Lohmann offers some steps for achieving a balance between spur-of-the-moment inspiration and long-term planning.
Become More Self-Aware
“The Power of Now” may sound like a refrain from Charlie and the Chocolate Factory character Veruca Salt, but author and spiritualist Eckhart Tolle used it to promote a very different idea -- the importance of living in the present, which Lohmann advises us to do. Maximizing your awareness can improve the outcome of your response to life’s situations such as those in which you exercise less self-control.
“Ask yourself, ‘What needs and desires am I trying to meet when I act this way?’’” the counselor suggests. “Knowing and understanding your triggers will help you identify the situations that often result in impulsive behaviors.”
Make decisions to limit your exposure to circumstances in which impulse control is a problem. Take a “TV timeout,” for instance, if your wallet gets thinner every time the Home Shopping Network comes on.
Put Alternative Strategies in Place
Gain some routine. Creating structure can help in two ways -- you become more centered and purposeful, with less time for off-the-cuff decisions that cost you, plus you lock in healthy choices that benefit you.
Regular chiropractic care is a good example of investing in a more positive outcome where your wellness is concerned. When your body is in its strongest, healthiest state, you also have psychological benefits such as confidence and satisfaction. By assessing and monitoring the health of your spine, your chiropractor can alert you to changes in musculature and bone structure, minimizing the possibility of challenging health issues.
Your chiropractor can recommend lifestyle changes or suggest products to mitigate harmful tendencies, from ergonomic workplace furniture to pillows or back supports. You may need dietary support or advisement about posture problems, as well as recommended exercise.
Choose a Balancing Partner
It may be your chiropractor or a trusted friend, but feedback is important if you’re trying to offset a tendency toward impulsivity. A different perspective is sometimes enough to change course in time to avoid a negative outcome.

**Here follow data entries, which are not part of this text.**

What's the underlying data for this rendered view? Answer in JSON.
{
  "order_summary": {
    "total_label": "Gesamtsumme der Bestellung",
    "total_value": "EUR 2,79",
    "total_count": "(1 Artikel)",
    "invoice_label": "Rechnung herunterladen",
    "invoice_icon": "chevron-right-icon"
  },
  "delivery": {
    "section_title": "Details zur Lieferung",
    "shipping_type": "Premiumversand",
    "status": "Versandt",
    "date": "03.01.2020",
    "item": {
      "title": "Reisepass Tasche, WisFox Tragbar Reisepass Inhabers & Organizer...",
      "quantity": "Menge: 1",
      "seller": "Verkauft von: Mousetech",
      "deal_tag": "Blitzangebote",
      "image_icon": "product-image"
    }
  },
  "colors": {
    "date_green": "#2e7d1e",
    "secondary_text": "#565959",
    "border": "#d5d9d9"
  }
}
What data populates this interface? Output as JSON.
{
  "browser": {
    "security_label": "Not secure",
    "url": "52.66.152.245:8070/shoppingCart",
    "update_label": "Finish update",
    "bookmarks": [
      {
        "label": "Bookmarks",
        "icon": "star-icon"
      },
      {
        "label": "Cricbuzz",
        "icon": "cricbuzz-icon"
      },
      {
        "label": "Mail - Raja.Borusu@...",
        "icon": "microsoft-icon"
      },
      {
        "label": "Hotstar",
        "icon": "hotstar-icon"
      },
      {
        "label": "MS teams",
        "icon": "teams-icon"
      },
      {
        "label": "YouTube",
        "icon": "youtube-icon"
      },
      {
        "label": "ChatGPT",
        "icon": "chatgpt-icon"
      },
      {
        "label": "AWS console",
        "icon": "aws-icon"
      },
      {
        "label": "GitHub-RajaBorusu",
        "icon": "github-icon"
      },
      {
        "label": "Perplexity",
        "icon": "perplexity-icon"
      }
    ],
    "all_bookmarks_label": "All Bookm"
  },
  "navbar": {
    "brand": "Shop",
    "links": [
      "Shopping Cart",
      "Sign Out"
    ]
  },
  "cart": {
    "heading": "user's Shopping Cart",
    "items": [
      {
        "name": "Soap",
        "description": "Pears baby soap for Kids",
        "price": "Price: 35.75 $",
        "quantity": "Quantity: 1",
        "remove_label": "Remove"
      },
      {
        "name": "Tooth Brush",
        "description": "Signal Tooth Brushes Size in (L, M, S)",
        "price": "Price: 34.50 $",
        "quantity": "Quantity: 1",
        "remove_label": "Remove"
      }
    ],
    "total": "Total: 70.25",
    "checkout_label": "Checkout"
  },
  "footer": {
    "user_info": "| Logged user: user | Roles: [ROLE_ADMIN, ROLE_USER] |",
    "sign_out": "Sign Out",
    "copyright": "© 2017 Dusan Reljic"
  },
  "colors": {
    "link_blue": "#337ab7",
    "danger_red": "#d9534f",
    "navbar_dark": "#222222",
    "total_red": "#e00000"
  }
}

You may want to team up for yoga or mindfulness exercises so you can gain the calm that comes from valuing things that take time. But don’t feel guilty about using the drive-through ATM and ordering Minute Rice through your grocery delivery service. While speaking and behaving too quickly can cause distress, when you slow down and gain the benefit of routine, you’ll find the outcome is something you can live with.